As luzes da industrialização, aliadas à sedimentação da liberdade de imprensa, fizeram Portugal florescer com novas publicações diárias. O tom opinativo dos artigos começou a dar lugar ao relato de notícias do quotidiano. O jornalismo, ou melhor, os jornais estavam mais acessíveis e mais perto da população portuguesa.

 

 

Tengarrinha afirma que «só entre 1865 e 1885 é que se estabeleceram em Portugal as condições propícias à transformação industrial da imprensa», dando ênfase à necessidade de desenvolver as técnicas de escrita jornalística.

Eça de Queiroz, conhecido por projetar um jornalismo do futuro, escreveu na primeira edição do jornal Distrito de Évora, a 6 de janeiro de 1867, um artigo sobre o que entendia que deveria ser o Jornalismo em Portugal:

«O jornalismo na sua justa e verdadeira atitude, seria a intervenção permanente do país na sua própria vida política, moral, religiosa, literária e industrial. […] É o grande dever do jornalismo fazer conhecer o estado das coisas públicas, ensinar ao povo os seus direitos e as garantias da sua segurança, estar atento às atitudes que toma a política estrangeira, protestar com justa violência contra os atos culposos, frouxos, nocivos, velar pelo poder interior da pátria, pela grandeza moral, intelectual e material em presença das outras nações, pelo progresso que fazem os espíritos, pela conservação da justiça, pelo direito, da família, do trabalho, pelo melhoramento das classes infelizes».

O aparecimento do jornalismo noticioso

O aparecimento do Diário de Notícias, em 1864, criou uma nova dinâmica no panorama jornalístico português. Tratava-se de um jornal diário, barato e que relatava cenas do quotidiano.
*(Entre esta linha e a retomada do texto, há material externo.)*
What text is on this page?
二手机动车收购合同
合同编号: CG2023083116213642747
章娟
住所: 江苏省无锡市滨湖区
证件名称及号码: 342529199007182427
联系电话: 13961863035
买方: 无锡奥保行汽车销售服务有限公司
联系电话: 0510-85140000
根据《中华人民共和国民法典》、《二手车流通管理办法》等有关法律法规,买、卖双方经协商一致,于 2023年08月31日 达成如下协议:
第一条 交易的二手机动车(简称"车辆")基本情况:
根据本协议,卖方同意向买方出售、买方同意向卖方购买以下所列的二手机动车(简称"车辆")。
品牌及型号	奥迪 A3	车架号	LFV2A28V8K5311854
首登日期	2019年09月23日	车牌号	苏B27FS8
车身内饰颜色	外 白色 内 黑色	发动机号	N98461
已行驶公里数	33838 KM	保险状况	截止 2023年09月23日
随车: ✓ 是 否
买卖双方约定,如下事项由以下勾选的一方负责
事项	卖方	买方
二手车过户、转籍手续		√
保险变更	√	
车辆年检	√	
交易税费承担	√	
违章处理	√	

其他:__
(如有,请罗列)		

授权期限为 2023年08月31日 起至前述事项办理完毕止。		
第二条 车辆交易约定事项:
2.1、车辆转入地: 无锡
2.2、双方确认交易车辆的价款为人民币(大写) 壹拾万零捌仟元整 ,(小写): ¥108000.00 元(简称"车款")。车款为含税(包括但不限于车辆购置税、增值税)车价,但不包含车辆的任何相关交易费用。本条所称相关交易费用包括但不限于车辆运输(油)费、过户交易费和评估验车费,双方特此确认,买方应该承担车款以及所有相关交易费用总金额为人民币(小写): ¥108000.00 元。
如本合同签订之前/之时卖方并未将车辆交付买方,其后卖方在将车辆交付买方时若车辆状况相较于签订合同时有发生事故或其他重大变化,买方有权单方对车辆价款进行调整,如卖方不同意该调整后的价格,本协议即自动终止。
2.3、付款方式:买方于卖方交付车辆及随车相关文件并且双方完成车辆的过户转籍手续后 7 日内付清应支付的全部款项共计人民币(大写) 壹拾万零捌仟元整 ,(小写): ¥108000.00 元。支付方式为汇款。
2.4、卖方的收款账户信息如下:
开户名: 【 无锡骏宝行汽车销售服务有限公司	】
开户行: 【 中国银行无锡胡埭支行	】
Era um jornal diferente dos restantes jornais portugueses de então, nos conteúdos noticiosos, no estilo claro, conciso e simples) na forma, nomeadamente no aspeto com paginação a quatro colunas, na dimensão sensivelmente semelhante aos tabloides da época, e ainda no preço – dez reis por exemplar, menor ainda quando vendido por assinatura.

 

 

Esta renovada e contemporânea perspetiva do jornalismo noticioso e generalista propunha-se a ser neutro, independente e dirigido a toda a população. Na primeira página do primeiro número anunciavam:

«O Diário de Notícias - o seu título o está dizendo - será uma compilação cuidadosa de todas as notícias do dia, de todos os países, e de todas as especialidades, um noticiário universal. Em estilo fácil, e com a maior concisão, informará o leitor de todas as ocorrências interessantes, assim de Portugal como das demais nações, reproduzindo à última hora todas as novidades políticas, científicas, artísticas, literárias, comerciais, industriais, agrícolas, criminais e estatísticas, etc. Eliminando o artigo de fundo, não discute política, nem sustenta polémica».

 

Em 1870, três anos depois do seu manifesto no Distrito de Évora, Eça de Queiroz, aceitou um desafio proposto pelo diretor do Diário de Notícias, Eduardo Coelho, e escreveu uma série de quatro reportagens para este jornal relatando a inauguração da rota do Canal de Suez. Do acontecimento à publicação da reportagem passaram dois meses, mas nem isso demoveu o interesse dos leitores na estória contada ao pormenor pelo «enviado especial».

«Port Said, cheio de gente, coberto de bandeiras, todo ruidoso dos tiros dos canhões e dos urras da marinhagem, tendo no seu porto as esquadras da Europa, cheio de flâmulas, de arcos, de flores, de músicas, de cafés improvisados, de barracas de acampamento, de uniformes, tinha um belo e poderoso aspeto de vida. A baía de Port Said estava triunfante. Era o primeiro dia das festas».

Depois do Diário de Notícias, a intenção comercial e a ambição informativa da imprensa alastraram-se. O público estava ávido de notícias relevantes e interessantes, como prova a fundação de vários jornais dentro da mesma linha editorial noticiosa, como oDiário Popular (Lisboa, 1866) e o Jornal de Notícias (de 1888), do Porto.

A imprensa da época contou, posteriormente, com um importante auxílio: o telégrafo. Surgiram, então, as agências noticiosas. A Agência Havas, a Reuters, a Wolff, a Agence France-Presse e a Agenzia Stefani foram criadas no século XIX.

O Jornalismo português nasceu sob a influência europeia, em particular da França. As guerras napoleónicas e o liberalismo ditaram a abertura ao modelo britânico de Jornalismo, assente no princípio da liberdade de imprensa.